Active demyelinating lesions in multiple sclerosis can have different enhancement patterns, including complete enhancement, heterogenous enhancement, or an incomplete rim of enhancement ( Fig. 117.1 ). The latter refers to a pattern where the enhancing rim around the lesion is not completely circumferential; the segment of the rim that is not enhancing typically faces the ventricle. An incomplete rim of enhancement is unusual in a neoplasm or abscess, and thus its presence suggests demyelinating disease. Active demyelinating lesions in multiple sclerosis typically enhance for about 3 weeks. Thus, if clinical uncertainty persists as to whether a lesion with an incomplete rim of enhancement is secondary to demyelination, follow-up imaging in about one month can be helpful. If enhancement has resolved at that point, this is most consistent with demyelination.

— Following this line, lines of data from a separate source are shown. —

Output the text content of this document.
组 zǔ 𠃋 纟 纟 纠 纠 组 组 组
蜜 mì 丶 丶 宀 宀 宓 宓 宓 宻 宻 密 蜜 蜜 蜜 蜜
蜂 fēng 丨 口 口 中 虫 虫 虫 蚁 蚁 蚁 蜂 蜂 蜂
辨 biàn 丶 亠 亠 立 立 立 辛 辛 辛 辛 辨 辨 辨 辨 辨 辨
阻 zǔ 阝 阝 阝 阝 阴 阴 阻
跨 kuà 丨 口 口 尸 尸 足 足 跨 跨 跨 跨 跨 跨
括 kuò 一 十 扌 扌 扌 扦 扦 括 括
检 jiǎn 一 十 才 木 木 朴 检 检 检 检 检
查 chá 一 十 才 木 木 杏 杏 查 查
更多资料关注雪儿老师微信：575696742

Restricted diffusion on diffusion weighted imaging indicates decreased mobility of water molecules, which can be caused by increased intracellular water as seen in cytotoxic edema or by increased cell density as can be seen in high-grade malignancies. In glioblastoma, where the central core is typically necrotic, the enhancing rim may show restricted diffusion indicating high density of tumor cells at the growing periphery. This may also be seen in lymphoma, particularly in immunocompromised patients.
The classic appearance of an abscess is a complete rim of enhancement due to the angiogenesis required by the fibroblasts to create the wall of the abscess, and restricted diffusion in its core due to high cellularity of pus ( Fig. 117.2 ). An abscess also typically has associated vasogenic edema out of proportion to the size of the abscess.